125 ans après, « Le Bardo », la grande Valse pour piano, du compositeur français Henri Boubal a été jouée aujourd’hui par le musicien Bassem Makni de l’Orchestre symphonique de Tunisie.
Dédiée en 1890 au Bey de Tunis, Ali Bey qui fut à l’origine de la fondation du musée Alaoui appelé après l’indépendance Musée national du Bardo, cette œuvre classique a été rejouée, en hommage au Musée national du Bardo à l’occasion de sa réouverture officielle, une semaine de l’attentat terroriste perpétré, le 18 mars 2015, faisant de nombreux blessés et victimes parmi les citoyens tunisiens et touristes étrangers.
Enveloppés dans les drapeaux des pays de tous les touristes victimes de cet attentat, de jeunes enfants portant le drapeau aux couleurs rouge et blanc ont crié fort « nous sommes le cœur de la Tunisie ».
Avec cet hymne à la patrie, ils ont déployé leurs corps au rythme de multiples compositions joués par l’Orchestre symphonique tunisien, dirigé sous la houlette de Hafedh Makni. Aux sons des multiples morceaux de répertoires de chaque pays ayant perdu des vies humaines lors de la journée du 18 mars dernier, les enfants de la chorégraphe Sihem Belkhodja ont tenu, avec le sourire aux lèvres, à participer à cette fête dans un message simple et fort
à leurs amis étrangers « Ne quittez pas la Tunisie ».
En présence d’un grand nombre de personnalités nationales dont le président de l’ARP, des représentants de différentes sensibilités politiques et des députés, de la ministre de la culture, du secrétaire général de l’UGTT, d’ambassadeurs accrédités en Tunisie, hommes d’affaires, artistes, comédiens, chorégraphes et de tous les « Amis du Bardo », la cérémonie officielle s’est déroulée dans le hall du musée en face de la célèbre mosaïque de Sousse, symbole du triomphe de Neptune.
Les amis du Bardo témoignent
Dans ce haut lieu de mémoire, Latifa Lakhdhar ministre de la culture et de la sauvegarde du patrimoine a déclaré à l’agence TAP que « cet élan de solidarité est un message fort pour dire non au terrorisme et que la Tunisie ne cèdera pas et qu’elle sera toujours un pays de culture et de partage ».
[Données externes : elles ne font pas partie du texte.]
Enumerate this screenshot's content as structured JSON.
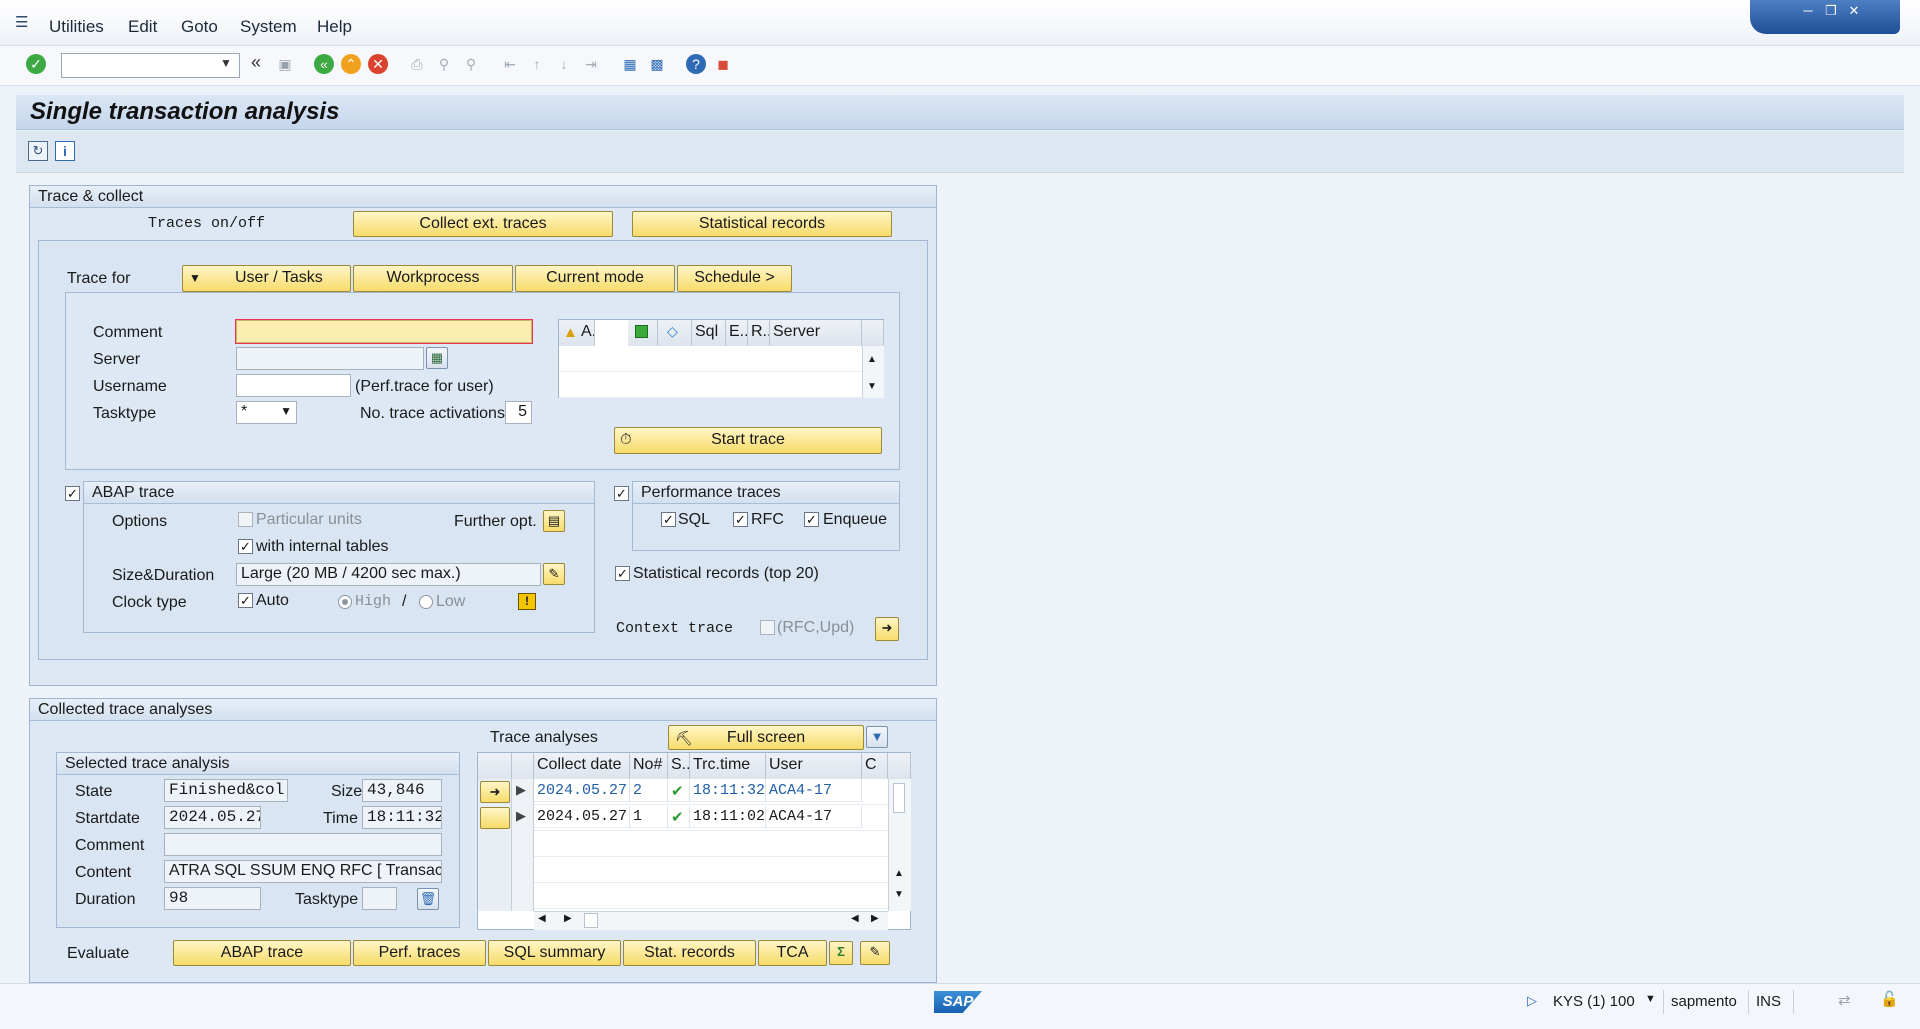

« la force de la vie que nous puisons dans la volonté de vivre comme a dit Abou el Kacem Chebbi, exprime au mieux la détermination du peuple tunisien à faire face à toute forme de violence, de haine et de terrorisme » a tenu à préciser Samir Cheffi, secrétaire général adjoint de l’UGTT ajoutant que « rien ne pourra empêcher les tunisiens de relever le défi, celui de poursuivre le processus de la dignité, de la liberté, de la justice sociale et de la fraternité ».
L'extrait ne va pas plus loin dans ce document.